Robotics has been making strides at an unprecedented pace over the past years. Researchers have been examining fastest, strongest, most efficient, and low-cost ways to enable robots to make the movements needed to perform their intended functions.
Meanwhile, principles of biomimetics often is the basis in the bid for new and improved soft robotics and actuation technologies. For biomimetics, the machine components are designed to imitate the movement of human muscles, and to outperform them, ideally. In fact, despite the performance of actuators such as hydraulic pistons and electric motors, their rigid structure limits deployment. Nonetheless, as robots move to move biological forms, and as demand for biomimetic prostheses increases, actuators need to evolve.
A paper on the development published in Science Robotics describes a new, high-performance artificial muscle technology developed in the Dynamic Systems Laboratory, Northern Arizona University. The paper details how the new technology enables more human-like movement of robots due to its flexibility and adaptability, and at the same time outperforms human skeletal muscle for several parameters.

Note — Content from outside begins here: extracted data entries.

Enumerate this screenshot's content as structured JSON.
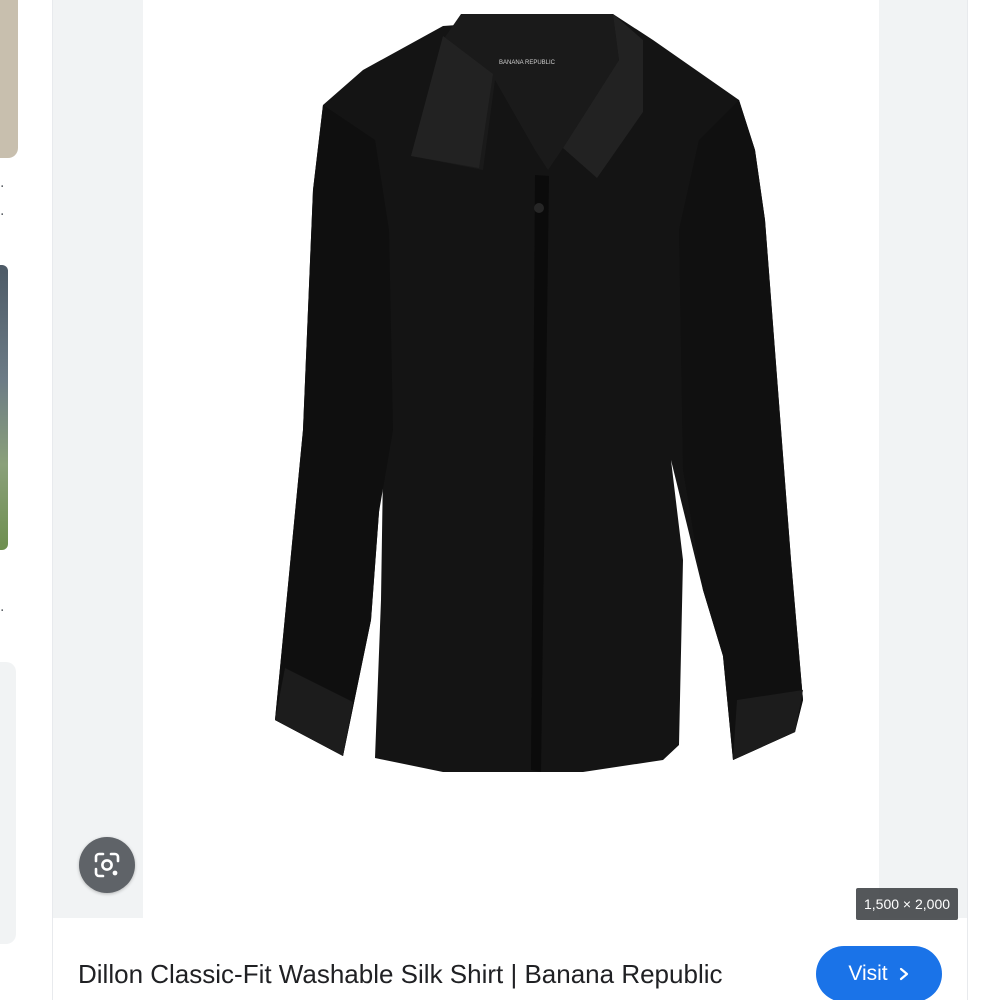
{
  "result": {
    "title": "Dillon Classic-Fit Washable Silk Shirt | Banana Republic",
    "dimensions": "1,500 × 2,000",
    "visit_label": "Visit",
    "brand_label": "BANANA REPUBLIC"
  },
  "icons": {
    "lens": "google-lens-icon",
    "visit": "chevron-right-icon"
  },
  "colors": {
    "accent": "#1a73e8",
    "shirt": "#141414",
    "lens_button": "#5f6368"
  }
}
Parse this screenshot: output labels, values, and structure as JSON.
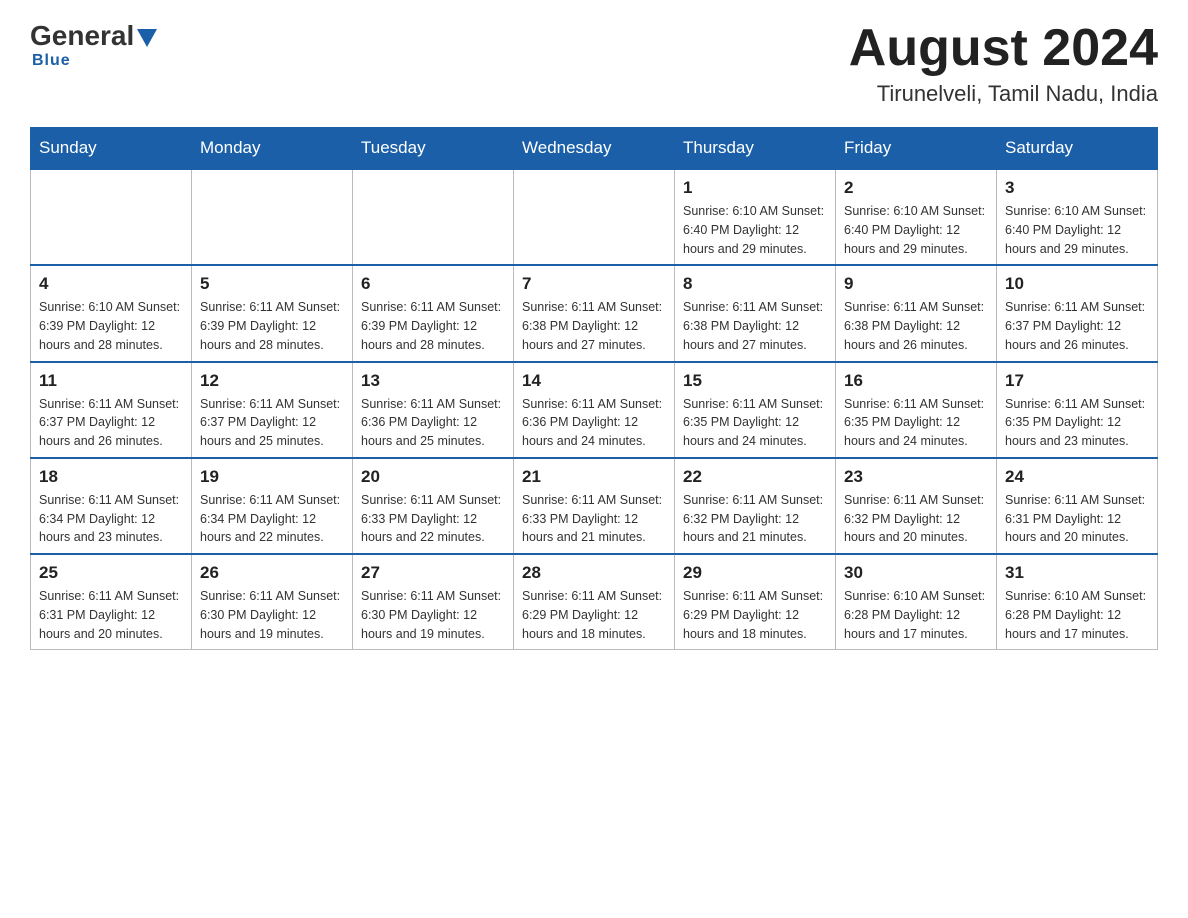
{
  "logo": {
    "general": "General",
    "blue": "Blue",
    "underline": "Blue"
  },
  "header": {
    "month": "August 2024",
    "location": "Tirunelveli, Tamil Nadu, India"
  },
  "weekdays": [
    "Sunday",
    "Monday",
    "Tuesday",
    "Wednesday",
    "Thursday",
    "Friday",
    "Saturday"
  ],
  "weeks": [
    [
      {
        "day": "",
        "info": ""
      },
      {
        "day": "",
        "info": ""
      },
      {
        "day": "",
        "info": ""
      },
      {
        "day": "",
        "info": ""
      },
      {
        "day": "1",
        "info": "Sunrise: 6:10 AM\nSunset: 6:40 PM\nDaylight: 12 hours and 29 minutes."
      },
      {
        "day": "2",
        "info": "Sunrise: 6:10 AM\nSunset: 6:40 PM\nDaylight: 12 hours and 29 minutes."
      },
      {
        "day": "3",
        "info": "Sunrise: 6:10 AM\nSunset: 6:40 PM\nDaylight: 12 hours and 29 minutes."
      }
    ],
    [
      {
        "day": "4",
        "info": "Sunrise: 6:10 AM\nSunset: 6:39 PM\nDaylight: 12 hours and 28 minutes."
      },
      {
        "day": "5",
        "info": "Sunrise: 6:11 AM\nSunset: 6:39 PM\nDaylight: 12 hours and 28 minutes."
      },
      {
        "day": "6",
        "info": "Sunrise: 6:11 AM\nSunset: 6:39 PM\nDaylight: 12 hours and 28 minutes."
      },
      {
        "day": "7",
        "info": "Sunrise: 6:11 AM\nSunset: 6:38 PM\nDaylight: 12 hours and 27 minutes."
      },
      {
        "day": "8",
        "info": "Sunrise: 6:11 AM\nSunset: 6:38 PM\nDaylight: 12 hours and 27 minutes."
      },
      {
        "day": "9",
        "info": "Sunrise: 6:11 AM\nSunset: 6:38 PM\nDaylight: 12 hours and 26 minutes."
      },
      {
        "day": "10",
        "info": "Sunrise: 6:11 AM\nSunset: 6:37 PM\nDaylight: 12 hours and 26 minutes."
      }
    ],
    [
      {
        "day": "11",
        "info": "Sunrise: 6:11 AM\nSunset: 6:37 PM\nDaylight: 12 hours and 26 minutes."
      },
      {
        "day": "12",
        "info": "Sunrise: 6:11 AM\nSunset: 6:37 PM\nDaylight: 12 hours and 25 minutes."
      },
      {
        "day": "13",
        "info": "Sunrise: 6:11 AM\nSunset: 6:36 PM\nDaylight: 12 hours and 25 minutes."
      },
      {
        "day": "14",
        "info": "Sunrise: 6:11 AM\nSunset: 6:36 PM\nDaylight: 12 hours and 24 minutes."
      },
      {
        "day": "15",
        "info": "Sunrise: 6:11 AM\nSunset: 6:35 PM\nDaylight: 12 hours and 24 minutes."
      },
      {
        "day": "16",
        "info": "Sunrise: 6:11 AM\nSunset: 6:35 PM\nDaylight: 12 hours and 24 minutes."
      },
      {
        "day": "17",
        "info": "Sunrise: 6:11 AM\nSunset: 6:35 PM\nDaylight: 12 hours and 23 minutes."
      }
    ],
    [
      {
        "day": "18",
        "info": "Sunrise: 6:11 AM\nSunset: 6:34 PM\nDaylight: 12 hours and 23 minutes."
      },
      {
        "day": "19",
        "info": "Sunrise: 6:11 AM\nSunset: 6:34 PM\nDaylight: 12 hours and 22 minutes."
      },
      {
        "day": "20",
        "info": "Sunrise: 6:11 AM\nSunset: 6:33 PM\nDaylight: 12 hours and 22 minutes."
      },
      {
        "day": "21",
        "info": "Sunrise: 6:11 AM\nSunset: 6:33 PM\nDaylight: 12 hours and 21 minutes."
      },
      {
        "day": "22",
        "info": "Sunrise: 6:11 AM\nSunset: 6:32 PM\nDaylight: 12 hours and 21 minutes."
      },
      {
        "day": "23",
        "info": "Sunrise: 6:11 AM\nSunset: 6:32 PM\nDaylight: 12 hours and 20 minutes."
      },
      {
        "day": "24",
        "info": "Sunrise: 6:11 AM\nSunset: 6:31 PM\nDaylight: 12 hours and 20 minutes."
      }
    ],
    [
      {
        "day": "25",
        "info": "Sunrise: 6:11 AM\nSunset: 6:31 PM\nDaylight: 12 hours and 20 minutes."
      },
      {
        "day": "26",
        "info": "Sunrise: 6:11 AM\nSunset: 6:30 PM\nDaylight: 12 hours and 19 minutes."
      },
      {
        "day": "27",
        "info": "Sunrise: 6:11 AM\nSunset: 6:30 PM\nDaylight: 12 hours and 19 minutes."
      },
      {
        "day": "28",
        "info": "Sunrise: 6:11 AM\nSunset: 6:29 PM\nDaylight: 12 hours and 18 minutes."
      },
      {
        "day": "29",
        "info": "Sunrise: 6:11 AM\nSunset: 6:29 PM\nDaylight: 12 hours and 18 minutes."
      },
      {
        "day": "30",
        "info": "Sunrise: 6:10 AM\nSunset: 6:28 PM\nDaylight: 12 hours and 17 minutes."
      },
      {
        "day": "31",
        "info": "Sunrise: 6:10 AM\nSunset: 6:28 PM\nDaylight: 12 hours and 17 minutes."
      }
    ]
  ]
}
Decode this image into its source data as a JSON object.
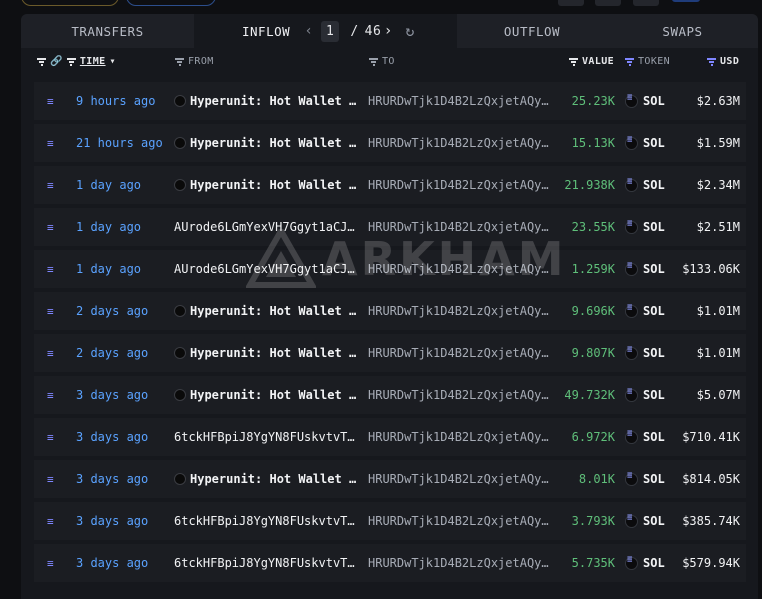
{
  "tabs": {
    "transfers": "TRANSFERS",
    "inflow": "INFLOW",
    "outflow": "OUTFLOW",
    "swaps": "SWAPS"
  },
  "pager": {
    "current": "1",
    "separator": "/",
    "total": "46"
  },
  "columns": {
    "time": "TIME",
    "from": "FROM",
    "to": "TO",
    "value": "VALUE",
    "token": "TOKEN",
    "usd": "USD"
  },
  "watermark": "ARKHAM",
  "rows": [
    {
      "time": "9 hours ago",
      "from": "Hyperunit: Hot Wallet (...",
      "from_entity": true,
      "to": "HRURDwTjk1D4B2LzQxjetAQy...",
      "value": "25.23K",
      "token": "SOL",
      "usd": "$2.63M"
    },
    {
      "time": "21 hours ago",
      "from": "Hyperunit: Hot Wallet (...",
      "from_entity": true,
      "to": "HRURDwTjk1D4B2LzQxjetAQy...",
      "value": "15.13K",
      "token": "SOL",
      "usd": "$1.59M"
    },
    {
      "time": "1 day ago",
      "from": "Hyperunit: Hot Wallet (...",
      "from_entity": true,
      "to": "HRURDwTjk1D4B2LzQxjetAQy...",
      "value": "21.938K",
      "token": "SOL",
      "usd": "$2.34M"
    },
    {
      "time": "1 day ago",
      "from": "AUrode6LGmYexVH7Ggyt1aCJ...",
      "from_entity": false,
      "to": "HRURDwTjk1D4B2LzQxjetAQy...",
      "value": "23.55K",
      "token": "SOL",
      "usd": "$2.51M"
    },
    {
      "time": "1 day ago",
      "from": "AUrode6LGmYexVH7Ggyt1aCJ...",
      "from_entity": false,
      "to": "HRURDwTjk1D4B2LzQxjetAQy...",
      "value": "1.259K",
      "token": "SOL",
      "usd": "$133.06K"
    },
    {
      "time": "2 days ago",
      "from": "Hyperunit: Hot Wallet (...",
      "from_entity": true,
      "to": "HRURDwTjk1D4B2LzQxjetAQy...",
      "value": "9.696K",
      "token": "SOL",
      "usd": "$1.01M"
    },
    {
      "time": "2 days ago",
      "from": "Hyperunit: Hot Wallet (...",
      "from_entity": true,
      "to": "HRURDwTjk1D4B2LzQxjetAQy...",
      "value": "9.807K",
      "token": "SOL",
      "usd": "$1.01M"
    },
    {
      "time": "3 days ago",
      "from": "Hyperunit: Hot Wallet (...",
      "from_entity": true,
      "to": "HRURDwTjk1D4B2LzQxjetAQy...",
      "value": "49.732K",
      "token": "SOL",
      "usd": "$5.07M"
    },
    {
      "time": "3 days ago",
      "from": "6tckHFBpiJ8YgYN8FUskvtvT...",
      "from_entity": false,
      "to": "HRURDwTjk1D4B2LzQxjetAQy...",
      "value": "6.972K",
      "token": "SOL",
      "usd": "$710.41K"
    },
    {
      "time": "3 days ago",
      "from": "Hyperunit: Hot Wallet (...",
      "from_entity": true,
      "to": "HRURDwTjk1D4B2LzQxjetAQy...",
      "value": "8.01K",
      "token": "SOL",
      "usd": "$814.05K"
    },
    {
      "time": "3 days ago",
      "from": "6tckHFBpiJ8YgYN8FUskvtvT...",
      "from_entity": false,
      "to": "HRURDwTjk1D4B2LzQxjetAQy...",
      "value": "3.793K",
      "token": "SOL",
      "usd": "$385.74K"
    },
    {
      "time": "3 days ago",
      "from": "6tckHFBpiJ8YgYN8FUskvtvT...",
      "from_entity": false,
      "to": "HRURDwTjk1D4B2LzQxjetAQy...",
      "value": "5.735K",
      "token": "SOL",
      "usd": "$579.94K"
    }
  ]
}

The new linear actuators called cavatappi artificial muscles have resemblance to the Italian pasta,” stated the lead researcher.
Interestingly, the coiled, or helical structure of the actuator enables to generate more power. This makes them an ideal for bioengineering and robotics applications. In fact, in the initial work, the team demonstrated that cavatappi artificial muscles featured specific work and power metrics capabilities several times more than that of human skeletal muscles. And, with continued development, the cavatappi muscles can produce even higher levels of performance.
In terms of function, the basis of cavatappi artificial muscles is twisted polymer actuators that were known for their might when they first came out.